Please note: In order to avoid significant corrections, it is imperative to carry out a full analysis of the locational advantages and to take these into account when determining the transfer pricing. 

Timing of the determination of transfer pricing

Standard transfer pricing rules that are used in practice generally provide for the setting of transfer prices that comply with the arm’s length principles already during the budgeting phase. Accordingly, the information that is available at the time when the transfer prices are determined serves as a basis.

Under the administrative principles, actual developments in the underlying data should be compared with the forecasting data. If deviations are found then subsequent corrections would need to be made.

Recommendation: During tax audits, the transactions are routinely checked retroactively to see if they are consistent with the arm’s length principle. In order to avoid conflicts, it would therefore be advisable to carry out reviews and to make any necessary forward-looking adjustments over the course of the year. 

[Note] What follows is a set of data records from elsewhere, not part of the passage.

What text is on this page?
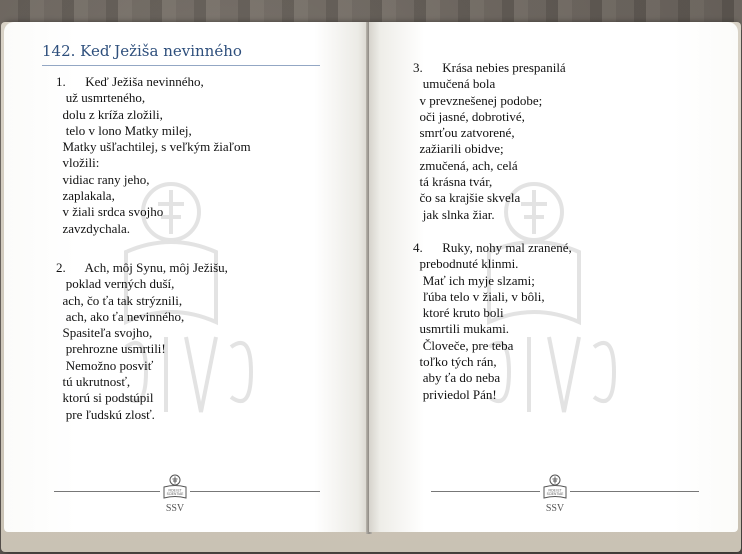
142. Keď Ježiša nevinného
1.      Keď Ježiša nevinného,
už usmrteného,
dolu z kríža zložili,
telo v lono Matky milej,
Matky ušľachtilej, s veľkým žiaľom
vložili:
vidiac rany jeho,
zaplakala,
v žiali srdca svojho
zavzdychala.
2.      Ach, môj Synu, môj Ježišu,
poklad verných duší,
ach, čo ťa tak strýznili,
ach, ako ťa nevinného,
Spasiteľa svojho,
prehrozne usmrtili!
Nemožno posviť
tú ukrutnosť,
ktorú si podstúpil
pre ľudskú zlosť.
FIDEI ET
SCIENTIAE
SSV
3.      Krása nebies prespanilá
umučená bola
v prevznešenej podobe;
oči jasné, dobrotivé,
smrťou zatvorené,
zažiarili obidve;
zmučená, ach, celá
tá krásna tvár,
čo sa krajšie skvela
jak slnka žiar.
4.      Ruky, nohy mal zranené,
prebodnuté klinmi.
Mať ich myje slzami;
ľúba telo v žiali, v bôli,
ktoré kruto boli
usmrtili mukami.
Človeče, pre teba
toľko tých rán,
aby ťa do neba
priviedol Pán!
FIDEI ET
SCIENTIAE
SSV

Shifting customers to the production company

If the (German) domestic company transfers an existing business relationship to the production company and thus waives future profits then this could be construed as being a constructive dividend. However, tax consequences would only arise if the situation constituted a ‘specific business opportunity’ to which the nature of a capital asset could be attributed. For that it would be important, among other things, that the company could indeed seize this business opportunity. This would be doubtful if, for the (German) domestic company, continuing doing business would not be economically viable. Here, the details in each case would have to be closely checked and the tax implications examined.


While the relocation of production abroad may offer numerous advantages in relation to cost reductions, in practice, it is nevertheless essential to consider these advantages in terms of tax law, in particular, with respect to the determination of appropriate transfer pricing. Besides, the organisation of the relocation also has to be viewed from the perspective of tax law in order to ensure an optimum tax structure. Moreover, as always, tax alone should not be the decisive motive for relocating production in order to prevent having to reverse the transaction.